19

4K 377 74
                                    

♦♦♦

Pagi telah datang, sang surya mulai menampakkan dirinya. Membiarkan sinarnya menerangi bumi untuk memberi kehidupan. Pancaran sinarnya pun menelusup masuk lewat sela-sela jendela di sebuah kamar dengan nuansa hitam dan putih.

Kamar seorang anak laki-laki yang sangat rapi, berbeda dengan kamar anak laki-laki pada umumnya yang berantakan. Kamar ini sangat rapi dan wangi, barang-barangnya tertata dengan rapi karena sang pemilik sangat benci dengan yang namanya kotor dan berantakan.

Di atas tempat tidur terlihat si pemilik kamar masih meringkuk di bawah selimut dengan bibir yang terus bergumam. Ia terlihat gelisah, keringat dingin membasahi dahinya yang mengkerut seperti sedang menahan rasa sakit.

Sepertinya penyakit itu kembali datang untuk menyiksa paginya. Seperti biasa, sakit itu selalu bertamu di pagi hari. Membuatnya merasakan sakit yang semakin hari kian menyiksa saja, dan membuatnya harus merelakan tenaganya terkuras saat rasa mual itu datang dan menyebabkan ia memuntahkan semua isi perutnya di depan washtafell.

Pagi ini pun sama, walaupun badannya terasa sangat lemas tapi ia tetap berlari menuju kamar mandi sambil menutup mulutnya.

Hoek!

Hoek!

Sampai di depan washtafell ia memuntahkan semua isi perutnya. Tangannya mencengkram kuat sisi washtafell seraya memejamkan mata. Rasa sakit di kepalanya semakin menyiksa saat ia berusaha mengeluarkan semua isi perutnya. Kini tubuhnya semakin lemas, karena tenaganya sudah terkuras. Ia menyandarkan punggungnya di dinding seraya menatap pantulan dirinya pada cermin. Tubuh kurus dengan wajah pucat, itulah yang terlihat sekarang.

“Re... Re.. lo udah kaya mayat hidup sekarang,” ucapnya. Revano tersenyum getir melihat pantulan dirinya di cermin.

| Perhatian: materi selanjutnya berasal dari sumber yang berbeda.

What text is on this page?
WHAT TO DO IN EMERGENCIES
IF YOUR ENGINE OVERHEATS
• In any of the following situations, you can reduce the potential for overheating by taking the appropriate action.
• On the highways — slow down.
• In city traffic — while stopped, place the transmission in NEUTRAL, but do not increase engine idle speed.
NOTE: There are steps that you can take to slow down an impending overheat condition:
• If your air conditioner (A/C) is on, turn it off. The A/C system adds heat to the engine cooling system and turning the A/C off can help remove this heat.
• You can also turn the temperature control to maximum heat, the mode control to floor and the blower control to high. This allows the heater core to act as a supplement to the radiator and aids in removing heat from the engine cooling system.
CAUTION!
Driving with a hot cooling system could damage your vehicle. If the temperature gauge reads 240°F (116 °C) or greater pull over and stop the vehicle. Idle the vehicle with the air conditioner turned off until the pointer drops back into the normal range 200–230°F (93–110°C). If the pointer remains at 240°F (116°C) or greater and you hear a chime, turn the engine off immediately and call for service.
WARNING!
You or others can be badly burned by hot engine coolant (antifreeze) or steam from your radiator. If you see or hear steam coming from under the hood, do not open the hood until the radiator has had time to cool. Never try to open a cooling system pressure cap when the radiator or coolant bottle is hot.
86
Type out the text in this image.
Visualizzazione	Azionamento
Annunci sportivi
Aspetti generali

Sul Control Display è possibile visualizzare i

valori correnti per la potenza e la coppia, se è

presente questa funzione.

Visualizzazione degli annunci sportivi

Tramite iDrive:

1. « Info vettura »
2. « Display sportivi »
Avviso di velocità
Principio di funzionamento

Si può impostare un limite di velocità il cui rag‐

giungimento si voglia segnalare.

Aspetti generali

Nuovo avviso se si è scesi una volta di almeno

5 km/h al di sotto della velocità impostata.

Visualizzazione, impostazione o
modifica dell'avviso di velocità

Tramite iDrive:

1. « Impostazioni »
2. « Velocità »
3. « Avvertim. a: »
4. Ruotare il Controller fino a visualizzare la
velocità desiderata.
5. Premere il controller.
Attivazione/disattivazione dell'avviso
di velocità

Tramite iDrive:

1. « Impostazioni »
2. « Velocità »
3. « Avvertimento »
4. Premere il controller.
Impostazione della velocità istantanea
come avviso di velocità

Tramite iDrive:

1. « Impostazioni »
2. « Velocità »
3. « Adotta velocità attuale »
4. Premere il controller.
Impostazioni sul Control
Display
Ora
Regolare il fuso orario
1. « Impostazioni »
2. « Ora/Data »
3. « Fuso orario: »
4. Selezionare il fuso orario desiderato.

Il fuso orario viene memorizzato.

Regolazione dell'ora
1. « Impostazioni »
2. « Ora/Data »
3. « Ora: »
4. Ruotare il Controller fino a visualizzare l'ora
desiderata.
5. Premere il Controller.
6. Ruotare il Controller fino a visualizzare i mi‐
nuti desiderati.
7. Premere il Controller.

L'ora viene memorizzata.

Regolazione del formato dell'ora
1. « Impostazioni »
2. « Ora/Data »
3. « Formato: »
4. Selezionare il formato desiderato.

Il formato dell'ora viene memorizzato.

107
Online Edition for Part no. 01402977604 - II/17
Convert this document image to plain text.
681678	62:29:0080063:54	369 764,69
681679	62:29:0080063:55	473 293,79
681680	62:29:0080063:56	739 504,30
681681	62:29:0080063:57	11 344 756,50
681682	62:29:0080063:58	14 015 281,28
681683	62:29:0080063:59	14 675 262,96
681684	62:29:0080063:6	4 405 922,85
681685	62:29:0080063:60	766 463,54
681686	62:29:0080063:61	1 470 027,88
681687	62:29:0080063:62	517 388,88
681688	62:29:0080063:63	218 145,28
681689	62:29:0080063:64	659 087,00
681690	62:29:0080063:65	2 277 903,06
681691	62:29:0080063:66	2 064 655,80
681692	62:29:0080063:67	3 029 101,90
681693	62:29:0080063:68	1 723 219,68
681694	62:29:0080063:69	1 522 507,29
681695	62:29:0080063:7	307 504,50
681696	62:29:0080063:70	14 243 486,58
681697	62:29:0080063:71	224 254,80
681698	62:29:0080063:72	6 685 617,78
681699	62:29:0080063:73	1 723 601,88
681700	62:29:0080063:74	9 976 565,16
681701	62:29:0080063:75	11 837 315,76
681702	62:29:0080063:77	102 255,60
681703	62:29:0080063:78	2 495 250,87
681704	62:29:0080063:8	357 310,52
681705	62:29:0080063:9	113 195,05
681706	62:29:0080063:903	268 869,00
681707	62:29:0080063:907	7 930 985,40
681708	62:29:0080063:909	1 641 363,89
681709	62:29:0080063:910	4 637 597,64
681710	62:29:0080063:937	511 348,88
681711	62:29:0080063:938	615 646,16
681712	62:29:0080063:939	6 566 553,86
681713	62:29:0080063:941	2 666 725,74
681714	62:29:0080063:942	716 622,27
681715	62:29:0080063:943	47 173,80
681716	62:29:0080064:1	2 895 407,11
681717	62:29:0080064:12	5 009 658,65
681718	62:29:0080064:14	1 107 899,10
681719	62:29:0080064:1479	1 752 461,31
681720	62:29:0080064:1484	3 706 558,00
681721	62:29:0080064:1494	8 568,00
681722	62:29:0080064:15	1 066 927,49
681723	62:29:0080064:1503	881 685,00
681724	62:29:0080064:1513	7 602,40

Dengan nafas yang tidak teratur, Revano mencoba mengontrol dirinya untuk menjaga kesadarannya. Ia memejamkan matanya seraya menetralkan nafasnya. Ia harus keluar dari kamar mandi yang dingin ini sebelum tenaganya benar-benar habis untuk sekedar menopang tubuhnya. Dengan gontai Revano mencoba keluar dari kamar mandi kemudian membaringkan tubuhnya di atas tempat tidur.

Setelah nafasnya mulai netral, ia meraih ponselnya kemudian mengetik sebuah pesan.

To: Al
Kalian berdua berangkat duluan. Gue ada urusan, jadi ga usah nungguin gue.

Setelah menekan tombol send, Revano meletakkan kembali ponselnya di atas nakas kemudian membuka laci dan mengambil sebuah tabung kecil. Ia sadar, rasa sakit itu tidak akan segera hilang sebelum ia menelan butiran putih yang ada di dalam tabung tersebut.

“Sampai kapan lo buat gue tergantung sama lo?” ucapnya sambil menatap tabung dalam genggamannya tersebut.

***

“Re lempar sini!”

“Ayo Re, lempar bolanya!”

Di sebuah lapangan terdapat empat orang pemuda tengah berebut bola berwarna orange yang di pantulkan ke lapangan seraya menggiringnya menuju ring lawan. King, merekalah yang kini  berada di dalam lapangan tersebut.

Jam istirahat mereka gunakan untuk bermain basket, dan di luar lapangan sudah banyak para siswi yang menonton mereka. Akibat ulah mereka, kantin tidak seramai biasanya karena kebanyakan siswi memilih untuk menonton King bermain basket di lapangan.

King sangat lihai bermain basket, mereka saling berebut bola dan sesekali tertawa serta berteriak ketika berhasil mendrable bola dan memasukannya kedalam ring. Para siswi yang berada di luar lapangan berteriak heboh dan terkagum-kagum melihat permainan King. Ada yang meneriakkan nama Revano, Alex, Galih dan Raka.